Thursday, 12 November 2015
Questions without Notice
Trade with China
My question is to the Minister representing the Minister for Health, Minister Scullion. As you well know, Minister, Australia recently entered into a free trade agreement with China. Given the increasing demand for Australian made complementary medicines, such as vitamins and mineral supplements, and the premium Chinese consumers place on Australian made products of this type, can you explain to the Senate what impact ChAFTA will have on this growing Australian industry?
Thank you very much for the question, Senator Madigan. This is a really important question. He asked me about the ChAFTA. At its core, this agreement will mean more jobs for more Australians. It will mean better access to the world's second largest economy, an improved competitive position for export markets, more prospects for increased two-way investment and reduced costs for imports for Australian businesses and consumers alike.
ChAFTA will open significant opportunities for Australia in the world's second largest economy and one of the fastest growing. China is Australia's largest export destination for both goods and services, accounting for nearly a third of total exports. It is our largest export market for agriculture, resources and services and a growing source of investment, creating jobs and economic prosperity for Australia.
The benefit of this agreement is far reaching. One of the great beneficiaries in our economy is services, particularly our world-class health sector. We often forget that China is already Australia's largest services market, worth nearly $7.5 billion in 2013-14. The opening up of the Chinese health industry to foreign investment represents an unprecedented opportunity for Australian businesses, given China's growing middle class and its increased demand for quality health care.
Mr President, I ask a supplementary question.
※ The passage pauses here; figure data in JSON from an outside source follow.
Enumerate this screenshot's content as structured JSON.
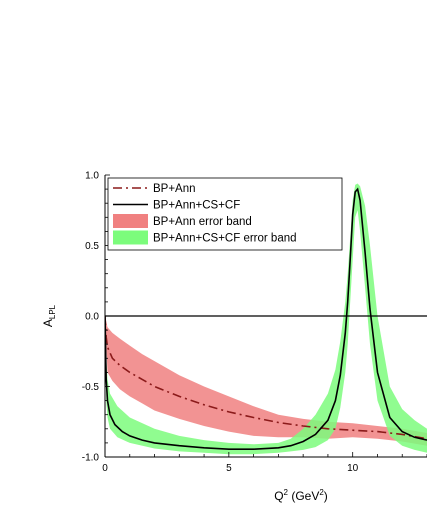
{
  "chart_data": {
    "type": "line",
    "xlabel_base": "Q",
    "xlabel_sup": "2",
    "xlabel_unit_open": " (GeV",
    "xlabel_unit_sup": "2",
    "xlabel_unit_close": ")",
    "ylabel_base": "A",
    "ylabel_sub": "LPL",
    "xlim": [
      0,
      13
    ],
    "ylim": [
      -1.0,
      1.0
    ],
    "x_ticks": [
      0,
      5,
      10
    ],
    "y_ticks": [
      {
        "value": 1.0,
        "label": "1.0"
      },
      {
        "value": 0.5,
        "label": "0.5"
      },
      {
        "value": 0.0,
        "label": "0.0"
      },
      {
        "value": -0.5,
        "label": "-0.5"
      },
      {
        "value": -1.0,
        "label": "-1.0"
      }
    ],
    "reference_line": 0.0,
    "legend_position": "top-right",
    "series": [
      {
        "name": "BP+Ann",
        "style": "dash-dot",
        "color": "#8b1a1a",
        "x": [
          0,
          0.05,
          0.1,
          0.3,
          0.6,
          1,
          1.5,
          2,
          3,
          4,
          5,
          6,
          7,
          8,
          9,
          10,
          11,
          12,
          13
        ],
        "y": [
          0.0,
          -0.15,
          -0.22,
          -0.3,
          -0.35,
          -0.4,
          -0.45,
          -0.5,
          -0.57,
          -0.63,
          -0.68,
          -0.72,
          -0.755,
          -0.78,
          -0.8,
          -0.81,
          -0.82,
          -0.84,
          -0.87
        ]
      },
      {
        "name": "BP+Ann+CS+CF",
        "style": "solid",
        "color": "#000000",
        "x": [
          0,
          0.05,
          0.1,
          0.2,
          0.4,
          0.7,
          1,
          1.5,
          2,
          3,
          4,
          5,
          6,
          7,
          7.5,
          8,
          8.5,
          9,
          9.3,
          9.5,
          9.7,
          9.8,
          9.9,
          10,
          10.1,
          10.2,
          10.3,
          10.5,
          10.7,
          11,
          11.5,
          12,
          12.5,
          13
        ],
        "y": [
          0.0,
          -0.45,
          -0.6,
          -0.7,
          -0.77,
          -0.82,
          -0.85,
          -0.88,
          -0.9,
          -0.92,
          -0.935,
          -0.945,
          -0.945,
          -0.935,
          -0.92,
          -0.89,
          -0.84,
          -0.74,
          -0.6,
          -0.42,
          -0.12,
          0.1,
          0.4,
          0.72,
          0.88,
          0.9,
          0.82,
          0.45,
          0.05,
          -0.4,
          -0.72,
          -0.82,
          -0.86,
          -0.88
        ]
      }
    ],
    "bands": [
      {
        "name": "BP+Ann error band",
        "color": "#f08080",
        "x": [
          0,
          0.1,
          0.3,
          0.6,
          1,
          1.5,
          2,
          3,
          4,
          5,
          6,
          7,
          8,
          9,
          10,
          11,
          12,
          13
        ],
        "upper": [
          0.0,
          -0.08,
          -0.12,
          -0.16,
          -0.21,
          -0.27,
          -0.32,
          -0.42,
          -0.5,
          -0.57,
          -0.64,
          -0.7,
          -0.73,
          -0.75,
          -0.76,
          -0.78,
          -0.8,
          -0.83
        ],
        "lower": [
          0.0,
          -0.4,
          -0.46,
          -0.52,
          -0.57,
          -0.62,
          -0.67,
          -0.73,
          -0.78,
          -0.82,
          -0.85,
          -0.86,
          -0.86,
          -0.87,
          -0.86,
          -0.87,
          -0.89,
          -0.92
        ]
      },
      {
        "name": "BP+Ann+CS+CF error band",
        "color": "#7cfc7c",
        "x": [
          0,
          0.05,
          0.1,
          0.2,
          0.5,
          1,
          2,
          3,
          4,
          5,
          6,
          7,
          7.5,
          8,
          8.5,
          9,
          9.3,
          9.5,
          9.7,
          9.8,
          9.9,
          10,
          10.1,
          10.2,
          10.3,
          10.5,
          10.7,
          11,
          11.5,
          12,
          12.5,
          13
        ],
        "upper": [
          0.0,
          -0.3,
          -0.45,
          -0.55,
          -0.64,
          -0.72,
          -0.8,
          -0.85,
          -0.88,
          -0.9,
          -0.91,
          -0.9,
          -0.87,
          -0.8,
          -0.7,
          -0.55,
          -0.38,
          -0.18,
          0.1,
          0.3,
          0.55,
          0.82,
          0.93,
          0.94,
          0.92,
          0.78,
          0.5,
          0.0,
          -0.5,
          -0.66,
          -0.74,
          -0.8
        ],
        "lower": [
          0.0,
          -0.6,
          -0.72,
          -0.8,
          -0.86,
          -0.9,
          -0.94,
          -0.96,
          -0.97,
          -0.98,
          -0.98,
          -0.97,
          -0.96,
          -0.95,
          -0.93,
          -0.88,
          -0.8,
          -0.65,
          -0.4,
          -0.2,
          0.1,
          0.4,
          0.7,
          0.75,
          0.6,
          0.2,
          -0.2,
          -0.6,
          -0.85,
          -0.92,
          -0.95,
          -0.97
        ]
      }
    ]
  }
}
Minister, is the government aware that under our labelling laws there is no mandatory requirement that complementary medicines manufactured here be labelled 'Made in Australia'? If so, what plans does the government have to ensure our products are easily identified by Chinese consumers?
As I understand it, medicine labels are required to include the name and the address of the Australian sponsor. The country of manufacture is not required to be identified on the labels. Senator, as you would know, country-of-origin labelling for medicines is a voluntary measure at this time. I am advised that this proposal was discussed with Minister Nash's office this morning for the first time. I have sought some advice from Minister Nash's office and I am happy to take the remainder of this particular question on notice. It is a very important issue, and we will provide you with a brief and the Senate with a further answer to that question on notice.
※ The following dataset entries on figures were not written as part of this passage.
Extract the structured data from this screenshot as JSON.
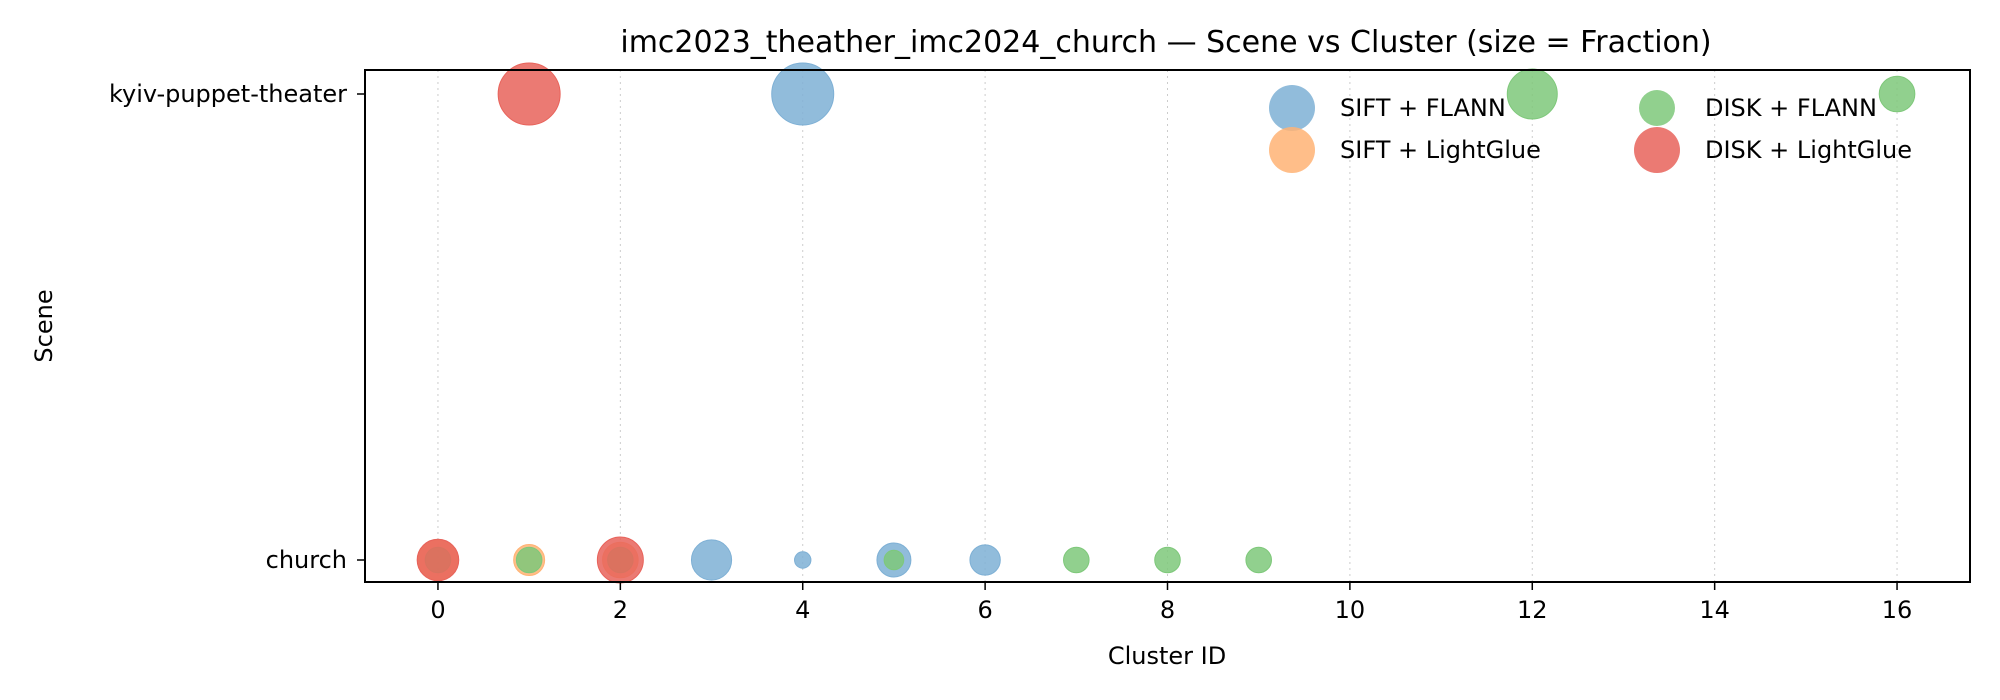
{
  "chart_data": {
    "type": "scatter",
    "title": "imc2023_theather_imc2024_church — Scene vs Cluster (size = Fraction)",
    "xlabel": "Cluster ID",
    "ylabel": "Scene",
    "xlim": [
      -0.8,
      16.8
    ],
    "xticks": [
      0,
      2,
      4,
      6,
      8,
      10,
      12,
      14,
      16
    ],
    "categories": [
      "church",
      "kyiv-puppet-theater"
    ],
    "grid": "vertical-dotted",
    "legend_placement": "top-right",
    "series": [
      {
        "name": "SIFT + FLANN",
        "color": "#7eb0d5",
        "points": [
          {
            "x": 4,
            "y": "kyiv-puppet-theater",
            "fraction": 1.0
          },
          {
            "x": 3,
            "y": "church",
            "fraction": 0.42
          },
          {
            "x": 4,
            "y": "church",
            "fraction": 0.07
          },
          {
            "x": 5,
            "y": "church",
            "fraction": 0.3
          },
          {
            "x": 6,
            "y": "church",
            "fraction": 0.24
          }
        ]
      },
      {
        "name": "SIFT + LightGlue",
        "color": "#ffb374",
        "points": [
          {
            "x": 0,
            "y": "church",
            "fraction": 0.42
          },
          {
            "x": 1,
            "y": "church",
            "fraction": 0.25
          },
          {
            "x": 2,
            "y": "church",
            "fraction": 0.33
          }
        ]
      },
      {
        "name": "DISK + FLANN",
        "color": "#7ec87a",
        "points": [
          {
            "x": 12,
            "y": "kyiv-puppet-theater",
            "fraction": 0.65
          },
          {
            "x": 16,
            "y": "kyiv-puppet-theater",
            "fraction": 0.33
          },
          {
            "x": 0,
            "y": "church",
            "fraction": 0.17
          },
          {
            "x": 1,
            "y": "church",
            "fraction": 0.17
          },
          {
            "x": 2,
            "y": "church",
            "fraction": 0.17
          },
          {
            "x": 5,
            "y": "church",
            "fraction": 0.1
          },
          {
            "x": 7,
            "y": "church",
            "fraction": 0.17
          },
          {
            "x": 8,
            "y": "church",
            "fraction": 0.17
          },
          {
            "x": 9,
            "y": "church",
            "fraction": 0.17
          }
        ]
      },
      {
        "name": "DISK + LightGlue",
        "color": "#e8635b",
        "points": [
          {
            "x": 1,
            "y": "kyiv-puppet-theater",
            "fraction": 1.0
          },
          {
            "x": 0,
            "y": "church",
            "fraction": 0.45
          },
          {
            "x": 2,
            "y": "church",
            "fraction": 0.55
          }
        ]
      }
    ]
  }
}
Mr President, I ask a further supplementary question. Minister, I was recently shown packaging used by a big name complementary medicine label for products it sells in China. The packaging prominently displays an Australian flag and the company is identified as based in Australia, yet the product is made in China, this not being stated anywhere on the packaging. Minister, what plans does the government have to ensure that foreign made products are not able to be passed off to our biggest foreign market as Australian made? (Time expired)
Again, I thank Senator Madigan for the question. It is a very important question. As I indicated, the office of Senator Nash only became aware of that this morning. I have made some inquiries. We are currently preparing a comprehensive brief for the senator and we will also provide a comprehensive answer to your question on notice.